Buyers scrutinize provider satisfaction during diligence. They'll interview your associates. If there's underlying tension about compensation, call schedule, or clinical autonomy, it will surface — and it will impact the multiple they're willing to pay.
What Drives the Multiple Higher
Multi-site presence. Three locations in a metro area is worth more than one location with the same revenue. Multiple sites provide patient convenience, referral network breadth, and built-in growth capacity.
Mid-level leverage. Practices that effectively use PAs and NPs to extend dermatologist capacity are more efficient and scalable. A ratio of 1.5-2 mid-levels per dermatologist is typical for high-performing groups.
Payer mix quality. High commercial insurance mix (70%+) with strong fee schedules commands premiums over Medicaid-heavy practices. The cosmetic cash-pay component on top of strong commercial reimbursement is the ideal combination.
Clinical reputation. Board certification, academic affiliations, published research, and training program involvement all contribute to practice reputation. PE firms look for clinical excellence because it drives referrals and retention.
Preparing for a PE Sale: What to Do Now
If you're a derm practice owner considering a PE exit in the next 2-3 years, the playbook is clear.

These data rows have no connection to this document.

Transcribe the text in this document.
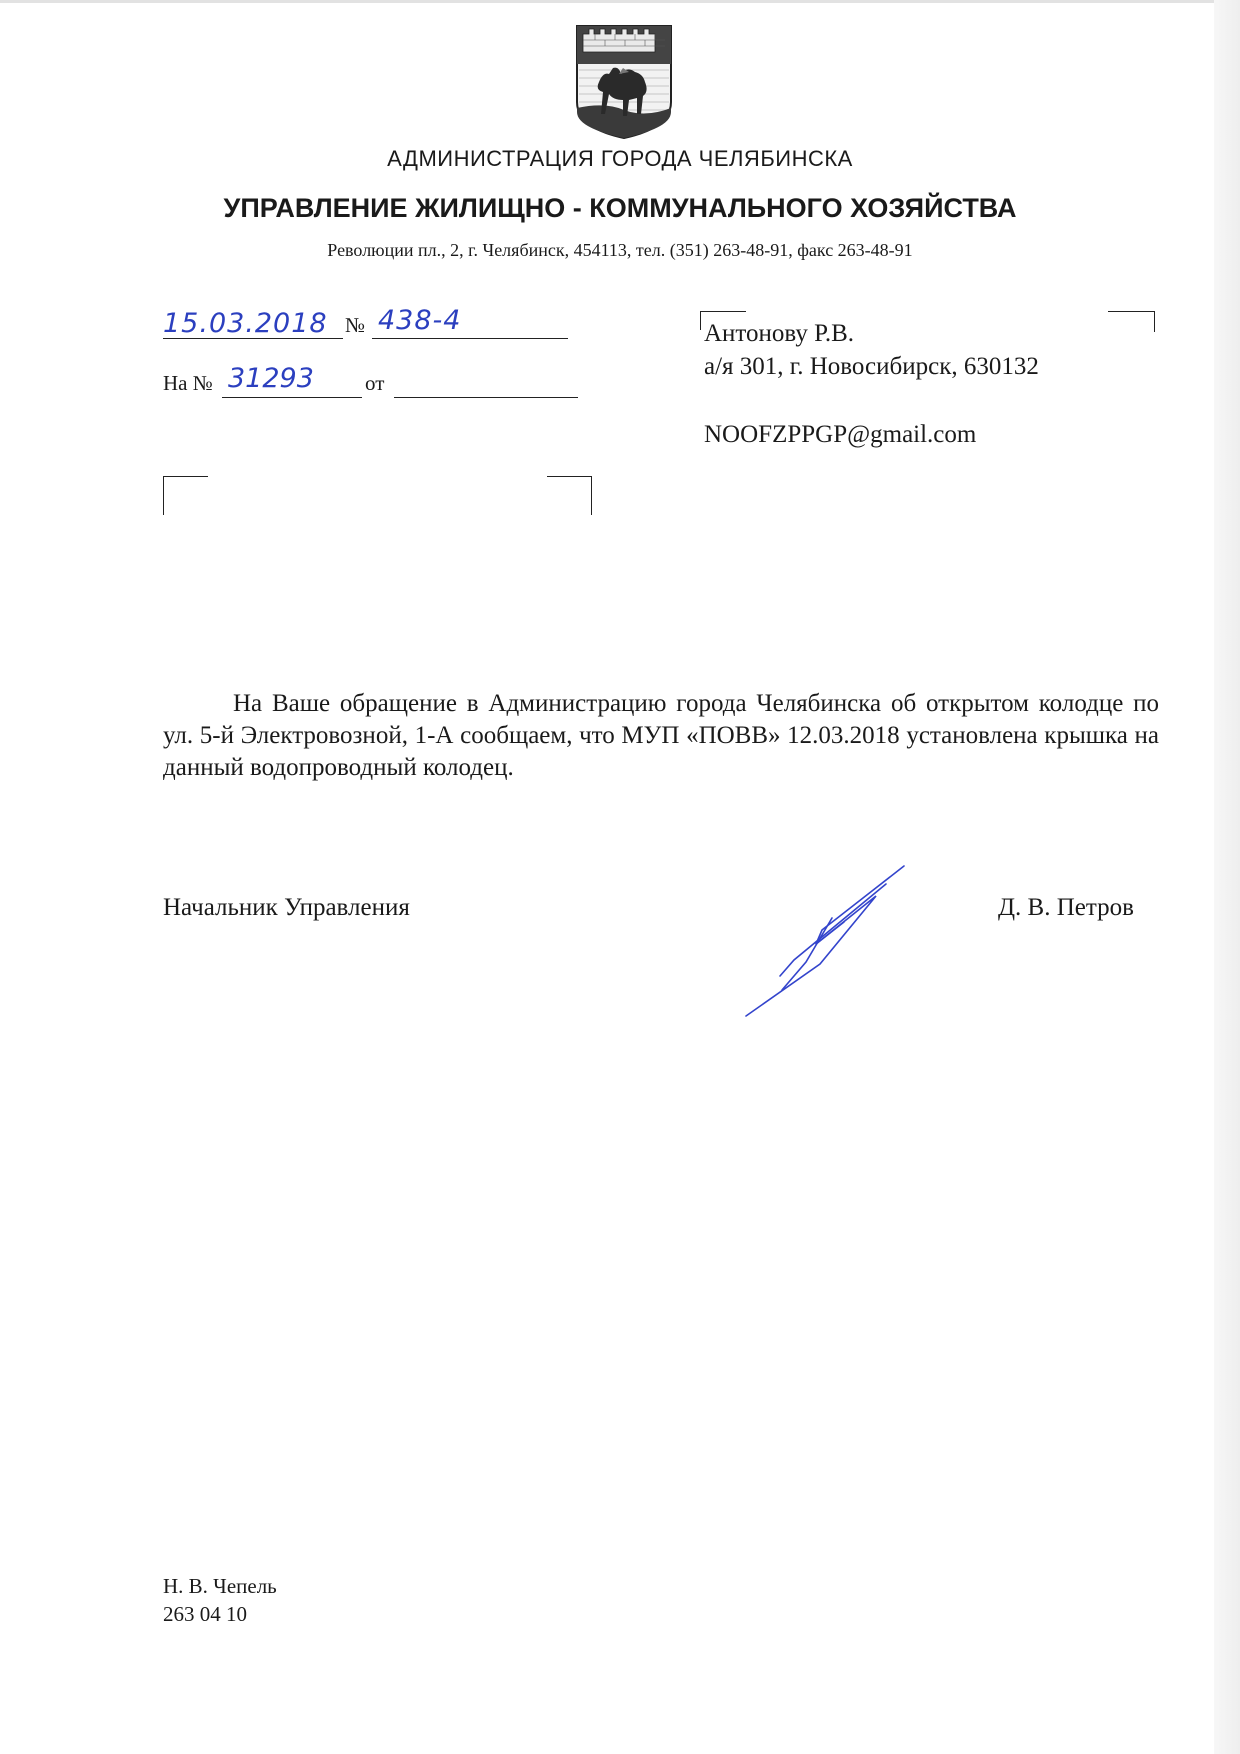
АДМИНИСТРАЦИЯ ГОРОДА ЧЕЛЯБИНСКА
УПРАВЛЕНИЕ ЖИЛИЩНО - КОММУНАЛЬНОГО ХОЗЯЙСТВА
Революции пл., 2, г. Челябинск, 454113, тел. (351) 263-48-91, факс 263-48-91
15.03.2018 № 438-4
На № 31293 от
Антонову Р.В.
а/я 301, г. Новосибирск, 630132
NOOFZPPGP@gmail.com
На Ваше обращение в Администрацию города Челябинска об открытом колодце по ул. 5-й Электровозной, 1-А сообщаем, что МУП «ПОВВ» 12.03.2018 установлена крышка на данный водопроводный колодец.
Начальник Управления	Д. В. Петров
Н. В. Чепель
263 04 10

Grow your cosmetic revenue percentage — invest in equipment, hire aestheticians, and build a cosmetic marketing program. Add providers, especially if you can recruit a Mohs surgeon. Secure your associates with competitive compensation and, where enforceable, non-compete agreements. Clean up your financials to clearly separate medical and cosmetic revenue streams.

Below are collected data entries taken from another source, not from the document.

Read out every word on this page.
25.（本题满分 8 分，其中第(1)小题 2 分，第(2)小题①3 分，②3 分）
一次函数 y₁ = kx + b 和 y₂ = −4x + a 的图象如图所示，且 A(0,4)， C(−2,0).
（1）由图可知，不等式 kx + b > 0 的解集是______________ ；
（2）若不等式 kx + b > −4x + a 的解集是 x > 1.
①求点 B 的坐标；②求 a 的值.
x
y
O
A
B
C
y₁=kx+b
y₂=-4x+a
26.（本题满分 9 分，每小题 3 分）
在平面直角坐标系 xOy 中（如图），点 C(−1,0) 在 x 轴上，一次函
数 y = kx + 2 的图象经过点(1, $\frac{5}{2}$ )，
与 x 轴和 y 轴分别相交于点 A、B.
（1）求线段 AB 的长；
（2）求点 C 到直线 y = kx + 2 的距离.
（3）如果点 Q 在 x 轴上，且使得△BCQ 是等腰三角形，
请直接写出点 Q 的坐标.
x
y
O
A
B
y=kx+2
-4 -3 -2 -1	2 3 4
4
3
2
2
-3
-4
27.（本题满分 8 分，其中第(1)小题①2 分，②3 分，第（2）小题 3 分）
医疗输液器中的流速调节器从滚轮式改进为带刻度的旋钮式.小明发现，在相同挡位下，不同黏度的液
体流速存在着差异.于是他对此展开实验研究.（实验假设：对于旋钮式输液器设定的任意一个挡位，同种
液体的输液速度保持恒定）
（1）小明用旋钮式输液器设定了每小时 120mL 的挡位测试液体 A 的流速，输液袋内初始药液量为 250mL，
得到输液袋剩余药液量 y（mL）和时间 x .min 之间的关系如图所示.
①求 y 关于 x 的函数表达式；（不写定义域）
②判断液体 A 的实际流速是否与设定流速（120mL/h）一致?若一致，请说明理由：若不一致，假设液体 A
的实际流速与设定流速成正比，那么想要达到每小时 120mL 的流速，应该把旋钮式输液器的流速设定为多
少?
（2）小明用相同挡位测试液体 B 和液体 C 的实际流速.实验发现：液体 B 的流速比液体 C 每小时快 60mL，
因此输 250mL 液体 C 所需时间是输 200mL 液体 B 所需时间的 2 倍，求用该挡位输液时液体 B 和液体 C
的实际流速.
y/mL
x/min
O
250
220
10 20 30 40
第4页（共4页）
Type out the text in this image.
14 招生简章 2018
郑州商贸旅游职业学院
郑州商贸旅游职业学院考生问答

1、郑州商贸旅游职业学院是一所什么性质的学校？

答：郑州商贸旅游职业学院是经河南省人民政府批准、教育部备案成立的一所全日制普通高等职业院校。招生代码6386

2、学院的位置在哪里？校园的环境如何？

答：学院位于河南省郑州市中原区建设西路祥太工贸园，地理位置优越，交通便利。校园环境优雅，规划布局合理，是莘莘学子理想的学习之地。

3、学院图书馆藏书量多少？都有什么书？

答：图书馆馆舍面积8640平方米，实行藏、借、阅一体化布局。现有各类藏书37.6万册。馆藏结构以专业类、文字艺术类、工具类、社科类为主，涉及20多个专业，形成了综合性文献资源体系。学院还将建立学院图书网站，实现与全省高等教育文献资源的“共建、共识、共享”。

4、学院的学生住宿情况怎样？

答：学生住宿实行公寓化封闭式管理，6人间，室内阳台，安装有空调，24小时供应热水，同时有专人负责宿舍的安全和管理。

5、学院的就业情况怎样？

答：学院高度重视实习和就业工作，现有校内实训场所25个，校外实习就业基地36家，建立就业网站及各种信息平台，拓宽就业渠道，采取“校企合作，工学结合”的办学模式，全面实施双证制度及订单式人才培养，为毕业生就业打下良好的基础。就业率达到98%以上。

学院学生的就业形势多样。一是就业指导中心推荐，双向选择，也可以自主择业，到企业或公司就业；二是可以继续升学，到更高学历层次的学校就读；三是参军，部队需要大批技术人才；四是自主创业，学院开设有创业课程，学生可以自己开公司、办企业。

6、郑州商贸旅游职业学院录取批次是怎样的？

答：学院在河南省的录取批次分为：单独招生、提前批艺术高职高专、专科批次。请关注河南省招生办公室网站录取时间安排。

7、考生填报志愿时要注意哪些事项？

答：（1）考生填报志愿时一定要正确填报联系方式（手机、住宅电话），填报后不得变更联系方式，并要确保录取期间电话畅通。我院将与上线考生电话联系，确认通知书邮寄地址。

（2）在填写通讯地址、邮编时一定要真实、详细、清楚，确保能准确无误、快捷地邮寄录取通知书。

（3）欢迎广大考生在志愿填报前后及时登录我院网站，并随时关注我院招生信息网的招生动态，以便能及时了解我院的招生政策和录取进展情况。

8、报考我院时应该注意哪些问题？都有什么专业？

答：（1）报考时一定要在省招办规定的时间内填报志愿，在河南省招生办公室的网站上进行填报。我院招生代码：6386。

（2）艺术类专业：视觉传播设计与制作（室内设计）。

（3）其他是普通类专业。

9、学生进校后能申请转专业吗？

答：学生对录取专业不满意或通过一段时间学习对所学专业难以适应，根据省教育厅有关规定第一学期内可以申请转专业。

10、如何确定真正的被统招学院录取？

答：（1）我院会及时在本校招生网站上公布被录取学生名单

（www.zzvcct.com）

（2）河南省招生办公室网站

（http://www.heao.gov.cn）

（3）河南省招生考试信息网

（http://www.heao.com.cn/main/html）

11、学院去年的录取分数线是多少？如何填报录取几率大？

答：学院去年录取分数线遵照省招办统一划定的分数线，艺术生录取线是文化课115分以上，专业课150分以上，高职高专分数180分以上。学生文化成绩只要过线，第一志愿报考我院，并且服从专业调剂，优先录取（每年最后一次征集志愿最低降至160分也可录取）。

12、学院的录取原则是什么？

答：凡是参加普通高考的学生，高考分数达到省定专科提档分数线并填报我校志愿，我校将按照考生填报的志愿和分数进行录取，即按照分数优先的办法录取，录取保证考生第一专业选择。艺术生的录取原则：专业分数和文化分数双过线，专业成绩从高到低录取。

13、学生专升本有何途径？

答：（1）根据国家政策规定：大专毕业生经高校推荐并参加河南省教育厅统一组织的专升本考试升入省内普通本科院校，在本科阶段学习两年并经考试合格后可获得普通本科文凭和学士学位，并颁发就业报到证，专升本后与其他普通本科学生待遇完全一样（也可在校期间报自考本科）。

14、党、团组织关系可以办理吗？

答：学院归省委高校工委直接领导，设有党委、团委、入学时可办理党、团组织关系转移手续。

And most importantly, understand that timing matters. The derm PE consolidation wave is mature but not over. Platform multiples have compressed slightly from their 2021-2022 peaks, but 10-14x EBITDA for quality platforms is still achievable in 2026. The window is still open, but the easiest money has been made. The practices selling now need to be genuinely excellent to command top-tier multiples.
The Bottom Line
Dermatology practice valuation spans an enormous range — from $500K for a solo practice to $50M+ for a PE platform deal. Where you fall depends on provider count, cosmetic revenue mix, Mohs capability, and the strategic value you bring to a buyer's consolidation thesis. The spread between selling to another dermatologist and selling to private equity can easily be 3-5x. Understanding which buyer pool you're targeting — and building your practice accordingly — is the most consequential business decision you'll make before your exit.